Docker Tip #55: Creating Read Only Containers
You may want to enable read-only on your containers to enhance its security, or perhaps you have other app specific needs.
Personally I’ve never had a reason to use read-only containers but someone from my Dive Into Docker course recently asked how to do it, so here we are.
Lucky for us, it’s really easy!
Testing out a read-only container:
docker container run --rm --read-only alpine:3.7 touch hello.txt
> touch: hello.txt: Read-only file system
You’ll notice that the file won’t be created. If you removed the --read-only
flag then you’ll be able to write the file.

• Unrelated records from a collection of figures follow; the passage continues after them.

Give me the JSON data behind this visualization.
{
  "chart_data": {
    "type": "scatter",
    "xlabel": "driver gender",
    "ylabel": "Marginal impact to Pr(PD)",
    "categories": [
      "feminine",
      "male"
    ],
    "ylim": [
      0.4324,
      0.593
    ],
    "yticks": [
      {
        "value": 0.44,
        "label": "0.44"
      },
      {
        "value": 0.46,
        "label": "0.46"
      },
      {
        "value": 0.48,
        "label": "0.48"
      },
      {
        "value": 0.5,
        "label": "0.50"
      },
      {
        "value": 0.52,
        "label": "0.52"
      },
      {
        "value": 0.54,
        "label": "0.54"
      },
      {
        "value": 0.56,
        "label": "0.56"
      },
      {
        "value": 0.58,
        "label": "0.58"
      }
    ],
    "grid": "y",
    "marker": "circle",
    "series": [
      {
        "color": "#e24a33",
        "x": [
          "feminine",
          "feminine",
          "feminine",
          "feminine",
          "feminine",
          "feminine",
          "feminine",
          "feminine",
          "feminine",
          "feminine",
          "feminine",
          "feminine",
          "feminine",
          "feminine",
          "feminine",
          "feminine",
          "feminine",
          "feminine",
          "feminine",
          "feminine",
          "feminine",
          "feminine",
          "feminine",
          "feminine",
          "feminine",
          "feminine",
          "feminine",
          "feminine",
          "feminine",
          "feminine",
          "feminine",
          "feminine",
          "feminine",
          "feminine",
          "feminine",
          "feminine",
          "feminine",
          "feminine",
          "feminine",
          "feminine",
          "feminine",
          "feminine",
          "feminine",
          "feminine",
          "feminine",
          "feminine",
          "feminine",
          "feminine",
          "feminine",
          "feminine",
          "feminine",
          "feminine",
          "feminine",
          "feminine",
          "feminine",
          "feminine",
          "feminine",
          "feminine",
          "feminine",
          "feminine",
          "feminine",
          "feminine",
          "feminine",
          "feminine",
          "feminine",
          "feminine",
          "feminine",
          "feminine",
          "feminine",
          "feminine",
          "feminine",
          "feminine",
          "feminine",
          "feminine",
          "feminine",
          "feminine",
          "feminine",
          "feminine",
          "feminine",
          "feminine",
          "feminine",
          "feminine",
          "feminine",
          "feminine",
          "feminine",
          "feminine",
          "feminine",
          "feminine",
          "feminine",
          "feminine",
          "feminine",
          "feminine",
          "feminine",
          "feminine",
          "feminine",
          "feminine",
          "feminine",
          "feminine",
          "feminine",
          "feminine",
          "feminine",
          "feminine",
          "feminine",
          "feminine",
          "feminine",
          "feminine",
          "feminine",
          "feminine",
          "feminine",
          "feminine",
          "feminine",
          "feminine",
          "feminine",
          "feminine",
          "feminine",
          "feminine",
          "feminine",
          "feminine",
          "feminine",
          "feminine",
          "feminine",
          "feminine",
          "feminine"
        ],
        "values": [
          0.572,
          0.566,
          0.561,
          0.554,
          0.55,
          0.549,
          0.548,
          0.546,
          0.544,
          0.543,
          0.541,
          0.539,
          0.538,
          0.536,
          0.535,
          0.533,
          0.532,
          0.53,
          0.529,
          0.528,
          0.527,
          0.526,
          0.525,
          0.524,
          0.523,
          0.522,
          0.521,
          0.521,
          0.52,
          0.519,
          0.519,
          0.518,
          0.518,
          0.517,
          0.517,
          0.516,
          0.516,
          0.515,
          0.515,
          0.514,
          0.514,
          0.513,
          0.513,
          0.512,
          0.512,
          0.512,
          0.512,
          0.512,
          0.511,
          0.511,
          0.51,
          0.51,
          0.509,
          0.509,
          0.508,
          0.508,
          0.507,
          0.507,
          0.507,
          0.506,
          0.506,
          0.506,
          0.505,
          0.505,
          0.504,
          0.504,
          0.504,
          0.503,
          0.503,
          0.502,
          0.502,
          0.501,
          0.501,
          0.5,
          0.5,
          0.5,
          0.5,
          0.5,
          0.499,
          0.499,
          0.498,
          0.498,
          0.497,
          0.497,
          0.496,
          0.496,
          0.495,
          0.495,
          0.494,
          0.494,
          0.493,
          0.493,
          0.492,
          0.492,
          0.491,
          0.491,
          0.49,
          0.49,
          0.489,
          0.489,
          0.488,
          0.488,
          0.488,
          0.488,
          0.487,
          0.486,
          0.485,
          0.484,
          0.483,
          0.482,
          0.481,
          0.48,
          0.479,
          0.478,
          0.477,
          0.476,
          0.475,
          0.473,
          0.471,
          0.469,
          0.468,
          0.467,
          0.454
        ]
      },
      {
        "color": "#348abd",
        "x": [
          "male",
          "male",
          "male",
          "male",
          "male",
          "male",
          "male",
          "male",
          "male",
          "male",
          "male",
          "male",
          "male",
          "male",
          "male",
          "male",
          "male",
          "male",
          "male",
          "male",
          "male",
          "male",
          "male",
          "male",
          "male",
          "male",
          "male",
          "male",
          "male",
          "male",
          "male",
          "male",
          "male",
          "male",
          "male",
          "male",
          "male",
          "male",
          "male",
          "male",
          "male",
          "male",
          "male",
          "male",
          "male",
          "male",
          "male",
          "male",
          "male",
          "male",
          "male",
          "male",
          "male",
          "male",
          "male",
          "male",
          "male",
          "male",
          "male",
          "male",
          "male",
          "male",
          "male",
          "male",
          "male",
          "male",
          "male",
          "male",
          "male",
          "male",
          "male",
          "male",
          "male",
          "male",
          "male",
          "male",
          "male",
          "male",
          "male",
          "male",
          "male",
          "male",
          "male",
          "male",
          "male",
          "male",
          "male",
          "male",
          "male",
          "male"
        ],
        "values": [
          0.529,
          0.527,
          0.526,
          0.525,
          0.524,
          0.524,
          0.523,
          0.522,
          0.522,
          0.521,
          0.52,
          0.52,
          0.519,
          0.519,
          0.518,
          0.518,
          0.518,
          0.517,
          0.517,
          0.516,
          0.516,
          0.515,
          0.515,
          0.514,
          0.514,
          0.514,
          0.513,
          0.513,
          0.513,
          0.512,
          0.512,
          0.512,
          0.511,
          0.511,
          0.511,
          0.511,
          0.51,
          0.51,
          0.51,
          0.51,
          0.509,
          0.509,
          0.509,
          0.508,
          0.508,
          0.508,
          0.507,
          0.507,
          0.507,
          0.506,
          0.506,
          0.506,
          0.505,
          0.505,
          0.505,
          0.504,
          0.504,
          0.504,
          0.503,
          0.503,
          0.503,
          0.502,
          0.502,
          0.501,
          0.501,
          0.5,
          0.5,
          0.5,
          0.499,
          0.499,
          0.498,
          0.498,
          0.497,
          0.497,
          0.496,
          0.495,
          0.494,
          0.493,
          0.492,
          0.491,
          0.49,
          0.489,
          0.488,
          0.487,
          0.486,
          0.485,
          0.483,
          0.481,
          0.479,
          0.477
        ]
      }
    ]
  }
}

One thing to note is, not all images fully support this by default. Certain images
will expect to be able to write to specific areas of the file system, such as to
/var.
This will really come down to the image. For example Redis works fine with
--read-only all by itself but Postgres does not.
Dealing with situational writes in a read-only container:
If you come across an image that doesn’t work with --read-only automatically
you may need to use the --tmpfs flag too.
This will allow you to create writeable directories for whatever you need.
For example if you wanted to make /run writeable you could do --tmpfs /run.
You can also use --tmpfs multiple times in the same docker run command if
you need more than 1 writeable directory.
Using --tmpfs is nice because it doesn’t write a volume back to your Docker host.